Friday, April 29, 2022

What Are We Talking About?

In response to Yahweh’s call, Moses led Yahweh’s people out of Egypt, to Mount Sinai, through forty years of living in the wilderness, and finally to the very edge of the Promised Land. Sadly, Moses was to die before leading Yahweh’s people that last step across the Jordan River.

Not wanting to leave anything to chance or the Olympian gods, Moses chose, during his final days, to remind Yahweh’s people of all they had learned of Yahweh’s relationship to them and of theirs to Yahweh. He reminded them of Yahweh’s supremacy over all other gods and gave them a great confession of faith: “Hear, O Israel: Yahweh is our god, Yahweh alone” (Deuteronomy 6:4).

Moses then gave us what Jesus later would call the first and greatest commandment: “You shall love [Yahweh] your God with all your heart and with all your soul and with all your might” (6:5, English Standard Version, here and following). Jesus would add that we should also love Yahweh with all our mind (Mark 12:30).

How might we express this total love for Yahweh? To begin with, by making his words the center of all we talked about.

And these words that I command you today shall be on your heart. You shall teach them diligently to your children, and shall talk of them when you sit in your house, and when you walk by the way, and when you lie down, and when you rise. You shall bind them as a sign on your hand, and they shall be as frontlets between your eyes. You shall write them on the doorposts of your house and on your gates (6:6-9). 

The words of the Bible are the written Word of God (as Karl Barth put it). Today they form the structure and substance of our tufluvian personality. When we speak words consistent with the written Word of God, Jesus—the incarnate Word of God—may take and make them his own spoken Word of God (Barth again). 

Of course we want to teach the words of the Bible to our children so that they, too, may form a sturdy good tufluvian personality. As Moses commanded, we want to keep these words the substance of all our words whether we are speaking at home or out in our community. We want to speak them from the moment we awaken until we go to sleep again. We want to keep our mind focused on them and express their meaning in all that we do.

Sadly, we Christians are not doing this. The words we share with one another as we gather on Sundays, any spontaneous words expressed during the liturgy, the words of the sermon, and finally the words we again exchange after worship, generally all these words are not from the Bible or centered on Jesus Christ. Usually they come from the Olympian media and are unintentionally but actually about the gods. Next Sunday, when you go to worship, listen to what your fellow Christians are talking about. Are the words, the topics of conversation, about the Bible or the media? Are the words about Jesus Christ or about politics, war, technology, sex, money, and consumption?

This then is our reality. We are immersing ourselves, day and night, in the Olympian media. We may refer to the Olympian media as a whole as the Anti-bible. Constantly making the Anti-bible the substance of our conversations means forming sturdy evil Olympian personalities in our children. It means strengthening the anti-Christian nature of our homes, communities, and even churches.
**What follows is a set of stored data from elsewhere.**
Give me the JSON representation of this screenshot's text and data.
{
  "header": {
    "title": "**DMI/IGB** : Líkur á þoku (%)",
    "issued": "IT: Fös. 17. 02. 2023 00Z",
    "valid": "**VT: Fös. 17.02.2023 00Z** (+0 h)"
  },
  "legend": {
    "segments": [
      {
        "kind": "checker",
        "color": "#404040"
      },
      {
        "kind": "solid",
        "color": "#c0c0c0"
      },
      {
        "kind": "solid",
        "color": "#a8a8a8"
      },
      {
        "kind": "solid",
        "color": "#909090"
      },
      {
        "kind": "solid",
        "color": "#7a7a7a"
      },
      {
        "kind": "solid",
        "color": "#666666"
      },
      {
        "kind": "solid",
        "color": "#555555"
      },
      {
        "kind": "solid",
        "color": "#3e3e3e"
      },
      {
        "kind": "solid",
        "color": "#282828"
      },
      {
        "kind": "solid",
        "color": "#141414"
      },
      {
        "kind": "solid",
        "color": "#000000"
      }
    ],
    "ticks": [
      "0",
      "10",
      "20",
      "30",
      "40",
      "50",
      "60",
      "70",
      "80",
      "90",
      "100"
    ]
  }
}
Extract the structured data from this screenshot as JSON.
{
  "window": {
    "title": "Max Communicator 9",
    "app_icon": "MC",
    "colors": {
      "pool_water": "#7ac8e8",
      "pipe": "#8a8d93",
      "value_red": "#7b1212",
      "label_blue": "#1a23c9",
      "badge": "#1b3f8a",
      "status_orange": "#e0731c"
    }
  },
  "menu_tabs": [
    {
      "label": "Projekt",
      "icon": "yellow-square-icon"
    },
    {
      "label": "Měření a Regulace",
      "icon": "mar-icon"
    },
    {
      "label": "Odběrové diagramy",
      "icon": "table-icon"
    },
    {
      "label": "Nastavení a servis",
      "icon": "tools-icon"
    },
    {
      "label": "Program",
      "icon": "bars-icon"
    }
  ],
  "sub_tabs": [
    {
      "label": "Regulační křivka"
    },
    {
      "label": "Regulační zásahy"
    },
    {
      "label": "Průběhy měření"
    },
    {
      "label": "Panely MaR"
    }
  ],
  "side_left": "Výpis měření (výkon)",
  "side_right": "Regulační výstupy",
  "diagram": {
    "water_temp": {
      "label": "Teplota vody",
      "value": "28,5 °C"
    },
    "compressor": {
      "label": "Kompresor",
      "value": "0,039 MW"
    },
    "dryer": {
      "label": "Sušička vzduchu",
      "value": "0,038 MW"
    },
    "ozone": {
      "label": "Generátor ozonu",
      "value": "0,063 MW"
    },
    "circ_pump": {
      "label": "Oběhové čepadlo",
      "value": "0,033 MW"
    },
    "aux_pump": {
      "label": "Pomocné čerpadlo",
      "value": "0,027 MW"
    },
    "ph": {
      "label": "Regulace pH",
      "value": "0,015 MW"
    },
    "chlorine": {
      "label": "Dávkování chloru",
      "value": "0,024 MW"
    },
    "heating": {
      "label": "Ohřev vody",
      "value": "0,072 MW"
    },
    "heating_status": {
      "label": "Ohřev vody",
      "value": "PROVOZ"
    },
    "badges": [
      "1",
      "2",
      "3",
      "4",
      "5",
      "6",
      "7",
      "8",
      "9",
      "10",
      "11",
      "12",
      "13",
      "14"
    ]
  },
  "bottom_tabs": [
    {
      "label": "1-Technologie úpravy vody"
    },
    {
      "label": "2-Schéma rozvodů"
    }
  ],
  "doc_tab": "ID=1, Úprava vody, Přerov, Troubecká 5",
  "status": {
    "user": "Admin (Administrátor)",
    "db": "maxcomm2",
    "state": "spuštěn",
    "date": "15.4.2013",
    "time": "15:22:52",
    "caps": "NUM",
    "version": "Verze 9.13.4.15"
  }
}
Jesus is the narrow gate through which we pass to enter the difficult path of freedom which is based on truth, expressed through love, and leads to fullness of life. The Bible is our best witness to him and to life following him on that path. Even today he most enjoys speaking to us his life-transforming words through the words of the Bible.

Satan is the wide gate through which we enter the popular highway of power which is based on falsehood, expressed through indifference, and ends in despair, destruction, and death. The Anti-bible is our best witness to him and to life with him on that highway. If we make the Anti-bible the substance of our thought and action, Satan happily keeps us enslaved to him through our devotion to the six false yet conventional gods we keep constantly talking about.

May we Christians repent of our immersion in the Anti-bible and devotion to the false gods who star in it. May we instead rejoice in immersing ourselves again in words of the Bible, getting those words once again in our head and heart, so that we may again share the light, love, and life of Christ with one another.